Reputation: 1511
I've set up a Kafka solution with 1 producer and 1 consumer and validated that all the connections are correct (I can produce messages and consume them). ZK Server & Kakfa Server are started and stable.
As described, my issue is that the Consumer will read messages just fine and from where it left off, but will only read messages that were created until before it started reading. After that, new messages will not be read until I kill the Consumer and restart him again.
Relevant Consumer Scala code
val consumer = Consumer.create(new ConsumerConfig(readConsumerPropertiesFromConfig))
val filterSpec = new Whitelist("some-valid-topic")
val stream: KafkaStream[String, String] =
consumer.createMessageStreamsByFilter(filterSpec, 1, new StringDecoder, new StringDecoder).head
log.info(s"Consumer started. Listening to topics [$filterSpec].")
def read() = stream map digest
Where digest takes a MessageAndMetadata and has fun with it
def digest(messageAndMeta: MessageAndMetadata[String, String]) = {
log.info(s"processing the message [$messageAndMeta]")
Properties are
properties.put("group.id", "default_consumer_group")
properties.put("zookeeper.connect", "localhost:2181")
properties.put("auto.offset.reset", "smallest")
properties.put("consumer.timeout.ms", 2000)

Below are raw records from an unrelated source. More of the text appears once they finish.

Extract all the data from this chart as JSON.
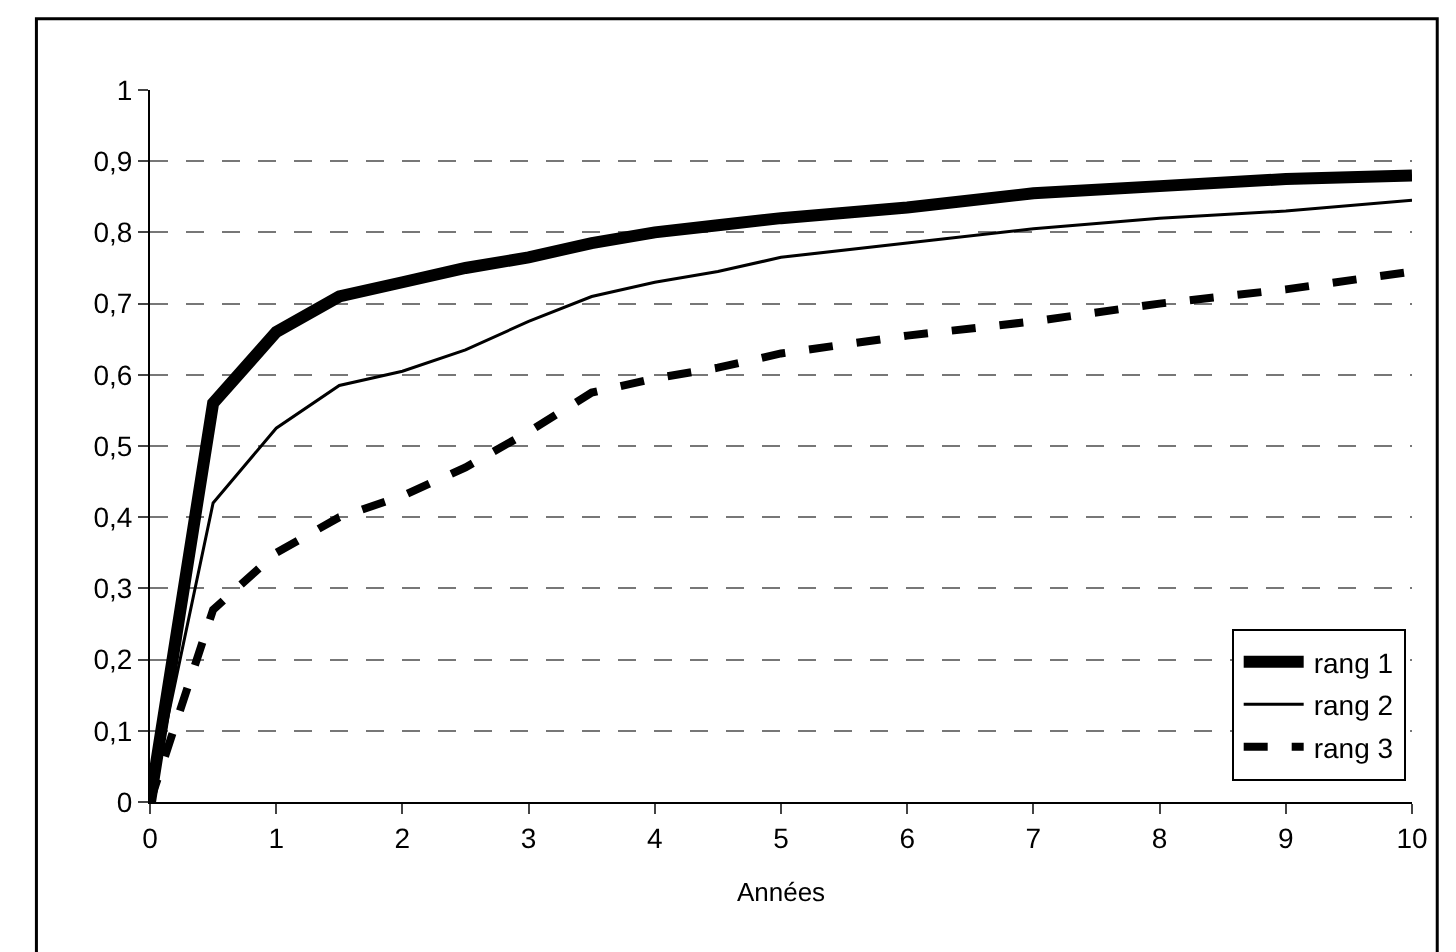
{
  "chart_data": {
    "type": "line",
    "xlabel": "Années",
    "x": [
      0,
      0.5,
      1,
      1.5,
      2,
      2.5,
      3,
      3.5,
      4,
      4.5,
      5,
      6,
      7,
      8,
      9,
      10
    ],
    "series": [
      {
        "name": "rang 1",
        "color": "#000000",
        "line_style": "solid",
        "values": [
          0,
          0.56,
          0.66,
          0.71,
          0.73,
          0.75,
          0.765,
          0.785,
          0.8,
          0.81,
          0.82,
          0.835,
          0.855,
          0.865,
          0.875,
          0.88
        ]
      },
      {
        "name": "rang 2",
        "color": "#000000",
        "line_style": "solid",
        "values": [
          0,
          0.42,
          0.525,
          0.585,
          0.605,
          0.635,
          0.675,
          0.71,
          0.73,
          0.745,
          0.765,
          0.785,
          0.805,
          0.82,
          0.83,
          0.845
        ]
      },
      {
        "name": "rang 3",
        "color": "#000000",
        "line_style": "dashed",
        "values": [
          0,
          0.27,
          0.35,
          0.4,
          0.43,
          0.47,
          0.52,
          0.575,
          0.595,
          0.61,
          0.63,
          0.655,
          0.675,
          0.7,
          0.72,
          0.745
        ]
      }
    ],
    "xlim": [
      0,
      10
    ],
    "xticks": [
      0,
      1,
      2,
      3,
      4,
      5,
      6,
      7,
      8,
      9,
      10
    ],
    "ylim": [
      0,
      1
    ],
    "yticks": [
      0,
      {
        "value": 0.1,
        "label": "0,1"
      },
      {
        "value": 0.2,
        "label": "0,2"
      },
      {
        "value": 0.3,
        "label": "0,3"
      },
      {
        "value": 0.4,
        "label": "0,4"
      },
      {
        "value": 0.5,
        "label": "0,5"
      },
      {
        "value": 0.6,
        "label": "0,6"
      },
      {
        "value": 0.7,
        "label": "0,7"
      },
      {
        "value": 0.8,
        "label": "0,8"
      },
      {
        "value": 0.9,
        "label": "0,9"
      },
      1
    ],
    "grid": "y",
    "legend": "bottom right",
    "marker": "none"
  }
}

A timeline of what I can reproduce with this
Any thoughts? Thanks.
Upvotes: 3
Views: 3540
Reputation: 1511
The problem was that I overlooked a ConsumerTimeoutException that was crashing my Consumer and I mistook this for "the Consumer hanging forever".
From the docs on Consumer configuration:
By default, this value is -1 and a consumer blocks indefinitely if no new message is available for consumption.
I had this set to a number of seconds, after which it would throw. By setting this to -1, I get the desired behaviour, although the ideal solution (for my use case) would be to implement something along the lines of this project: https://github.com/kciesielski/reactive-kafka
This thread pointed me in the right direction
Hope it helps someone else.
Upvotes: 2
Reputation: 2762
I suspect that your problem is calling map in order to consume from the stream.
Try using the iterator directly via stream.iterator.hasNext and stream.iterator.next and see if that makes a difference. There is an example here: https://cwiki.apache.org/confluence/display/KAFKA/Consumer+Group+Example
Also, you will expect to receive ConsumerTimeoutException if no data is available for 2 seconds, so make sure your code is prepared to handle that.
Upvotes: 1